Just as Picasso and cubism borrowed from African elements, Joesphine also paid homage to her African roots. Her later years were just as interesting....she went on to adopt 12 children from different ethnicities.

Monday, February 27, 2012

Clear and Present Danger....


Here is a picture of a Minnesota farmer who was tarred and feathered for speaking out against American involvement in World War I. In Freshman Social Studies, we are wrapping up World War I. During the war years, sedition laws were instituted to prevent people speaking against the war.

"The question in every case is whether the words used are used in such circumstances and are of such a nature as to create a clear and present danger that they will bring about the substantive evils that the United States Congress has a right to prevent. It is a question of proximity and degree. When a nation is at war, many things that might be said in time of peace are such a hindrance to its effort that th"eir utterance will not be endured so long as men fight, and that no Court could regard them as protected by any constitutional right."

Students have wondered about what limits can be placed on our free speech. For example, is it fine to criticize the war (it is). It is interesting to see how this ruling could be tested in today's internet world.

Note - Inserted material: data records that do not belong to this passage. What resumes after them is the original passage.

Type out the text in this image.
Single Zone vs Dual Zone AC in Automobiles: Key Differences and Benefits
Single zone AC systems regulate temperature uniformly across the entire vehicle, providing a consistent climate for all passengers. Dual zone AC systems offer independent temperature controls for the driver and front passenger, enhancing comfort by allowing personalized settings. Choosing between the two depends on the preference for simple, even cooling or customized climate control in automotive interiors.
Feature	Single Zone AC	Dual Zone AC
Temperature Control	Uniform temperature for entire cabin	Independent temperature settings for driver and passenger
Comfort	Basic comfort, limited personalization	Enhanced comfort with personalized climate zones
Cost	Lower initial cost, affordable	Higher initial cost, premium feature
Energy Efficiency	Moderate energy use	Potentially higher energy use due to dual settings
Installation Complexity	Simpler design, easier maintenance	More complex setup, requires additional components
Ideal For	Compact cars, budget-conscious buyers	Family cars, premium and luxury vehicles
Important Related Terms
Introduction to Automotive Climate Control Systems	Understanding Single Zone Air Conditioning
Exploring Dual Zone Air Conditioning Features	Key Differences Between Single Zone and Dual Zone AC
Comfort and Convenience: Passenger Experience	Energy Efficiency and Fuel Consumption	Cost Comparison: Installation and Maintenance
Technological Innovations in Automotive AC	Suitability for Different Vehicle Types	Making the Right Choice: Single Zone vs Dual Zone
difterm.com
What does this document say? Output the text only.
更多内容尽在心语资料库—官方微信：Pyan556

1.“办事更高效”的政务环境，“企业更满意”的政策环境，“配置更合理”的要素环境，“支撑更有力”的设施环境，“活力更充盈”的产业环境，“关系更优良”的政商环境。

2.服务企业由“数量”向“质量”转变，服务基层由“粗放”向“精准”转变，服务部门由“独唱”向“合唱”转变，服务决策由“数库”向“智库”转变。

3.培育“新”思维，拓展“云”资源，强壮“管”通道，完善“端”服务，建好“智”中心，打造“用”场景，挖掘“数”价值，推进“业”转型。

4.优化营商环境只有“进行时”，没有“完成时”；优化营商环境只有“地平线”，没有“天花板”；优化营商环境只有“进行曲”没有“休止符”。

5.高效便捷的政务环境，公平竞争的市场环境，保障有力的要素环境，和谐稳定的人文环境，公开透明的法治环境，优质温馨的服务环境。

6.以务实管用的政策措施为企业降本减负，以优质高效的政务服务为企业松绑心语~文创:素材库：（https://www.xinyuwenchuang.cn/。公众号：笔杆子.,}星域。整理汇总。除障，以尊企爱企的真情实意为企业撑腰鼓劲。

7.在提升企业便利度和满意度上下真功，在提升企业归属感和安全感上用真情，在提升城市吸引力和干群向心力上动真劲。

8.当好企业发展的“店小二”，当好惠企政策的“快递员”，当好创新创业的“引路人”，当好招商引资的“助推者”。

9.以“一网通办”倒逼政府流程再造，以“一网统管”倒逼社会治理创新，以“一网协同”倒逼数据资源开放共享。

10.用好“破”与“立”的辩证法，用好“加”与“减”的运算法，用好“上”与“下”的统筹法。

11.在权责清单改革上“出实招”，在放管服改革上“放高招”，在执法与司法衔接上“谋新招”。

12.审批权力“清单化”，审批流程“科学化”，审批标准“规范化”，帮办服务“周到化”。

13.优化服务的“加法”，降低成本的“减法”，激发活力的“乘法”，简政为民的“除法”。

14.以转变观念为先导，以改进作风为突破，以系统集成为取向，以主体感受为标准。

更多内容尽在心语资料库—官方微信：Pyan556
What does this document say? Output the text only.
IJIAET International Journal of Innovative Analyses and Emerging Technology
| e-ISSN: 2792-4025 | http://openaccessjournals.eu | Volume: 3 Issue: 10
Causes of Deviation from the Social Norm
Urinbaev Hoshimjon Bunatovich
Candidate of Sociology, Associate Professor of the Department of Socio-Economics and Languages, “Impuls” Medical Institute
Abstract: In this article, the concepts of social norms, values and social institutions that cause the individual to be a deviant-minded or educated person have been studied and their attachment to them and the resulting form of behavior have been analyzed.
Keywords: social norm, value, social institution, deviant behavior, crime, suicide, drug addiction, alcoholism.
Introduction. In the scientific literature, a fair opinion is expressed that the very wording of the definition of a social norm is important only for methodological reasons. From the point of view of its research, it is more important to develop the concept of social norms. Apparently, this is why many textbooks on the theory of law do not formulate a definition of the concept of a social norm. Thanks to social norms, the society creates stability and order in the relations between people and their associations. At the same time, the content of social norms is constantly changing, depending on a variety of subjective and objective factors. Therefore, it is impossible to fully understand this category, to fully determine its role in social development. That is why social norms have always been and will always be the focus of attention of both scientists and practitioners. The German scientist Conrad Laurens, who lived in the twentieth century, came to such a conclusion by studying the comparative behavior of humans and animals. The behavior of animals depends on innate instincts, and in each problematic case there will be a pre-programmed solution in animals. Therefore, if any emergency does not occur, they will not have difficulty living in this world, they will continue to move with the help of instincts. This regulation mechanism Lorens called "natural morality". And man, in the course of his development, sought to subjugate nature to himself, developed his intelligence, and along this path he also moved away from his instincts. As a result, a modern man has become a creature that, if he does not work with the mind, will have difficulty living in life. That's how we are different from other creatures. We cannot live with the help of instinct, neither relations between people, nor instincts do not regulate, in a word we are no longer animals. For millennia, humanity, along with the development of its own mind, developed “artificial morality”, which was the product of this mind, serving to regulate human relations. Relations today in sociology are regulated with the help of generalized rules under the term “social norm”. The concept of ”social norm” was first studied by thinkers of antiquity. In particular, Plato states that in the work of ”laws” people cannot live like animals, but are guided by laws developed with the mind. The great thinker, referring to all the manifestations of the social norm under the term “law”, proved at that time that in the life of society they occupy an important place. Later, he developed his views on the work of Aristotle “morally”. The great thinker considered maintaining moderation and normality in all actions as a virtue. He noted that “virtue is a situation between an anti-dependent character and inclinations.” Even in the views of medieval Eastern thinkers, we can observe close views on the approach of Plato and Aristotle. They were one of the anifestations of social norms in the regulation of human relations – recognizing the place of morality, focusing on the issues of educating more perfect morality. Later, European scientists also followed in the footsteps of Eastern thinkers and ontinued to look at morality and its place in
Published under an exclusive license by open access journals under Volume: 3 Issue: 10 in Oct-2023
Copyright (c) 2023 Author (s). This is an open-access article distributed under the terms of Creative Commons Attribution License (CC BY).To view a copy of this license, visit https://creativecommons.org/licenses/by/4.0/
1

Regardless, many citizens lost their civil rights in the troubled World War I era--a time when many Americans looked at a European war as their problem and not ours.

Tuesday, February 7, 2012

Florence Nightingale and the Crimean War


Students in AP European History are learning about the Crimean War, a war that led to the break up of the concert of Europe. Russian designs on the straits of Constantinople were met with a combined force of British, French and Italian troops. The result was a "Vietnam' war of sorts that took men and material. Russia lost over 400,000 men.

The dead were evacuated to the hospital on the Asia side of the Bosporus, at Scutari. There a wealthy Englishwoman, Florence Nightingale, traveled and using new methods of nursing helped to reorganize the hospital and save lives. She was called the lady with the lamp because at night she went from bed to bed comforting the soldiers. A poem was written about her by Henry Wadsworth Longfellow, entitled "The Lady with the Lamp."

The wounded from the battle-plain,
In dreary hospitals of pain,
The cheerless corridors,
The cold and stony floors.

Lo! in that house of misery
A lady with a lamp I see
Pass through the glimmering gloom,
And flit from room to room

Wednesday, January 4, 2012

Pancho Villa and the ladies....


Students in ninth grade are busy learning about America's role in the Age of Imperialism. They spend some times learning about the Mexican revolution and one of its more colorful heroes, José Doroteo Arango Arámbula (5 June 1878 – 20 July 1923) or better known as Pancho Villa.

Pancho Villa is considered by many Mexicans to be a national hero. Mexico, at the time of the revolution, was held in a stranglehold by wealthy hacienda owners, private interests, and a corrupt government. Villa was not a "clean" hero. He engaged in theft and revenge murders. Regardless of the violence he used to achieve his goals, he was also known to be sentimental, charismatic, and extremely appealing to the many women who lived in the villages of Northern Mexico.

Early movies focused on his appeal when they advertised Pancho Villa as being a "revolutionary, bandit, and lover..." It's true that romantic figures often were often soaked in blood. In this case, Pancho Villa had many "wives" in many villages, while he had only one wife, María Luz Corral.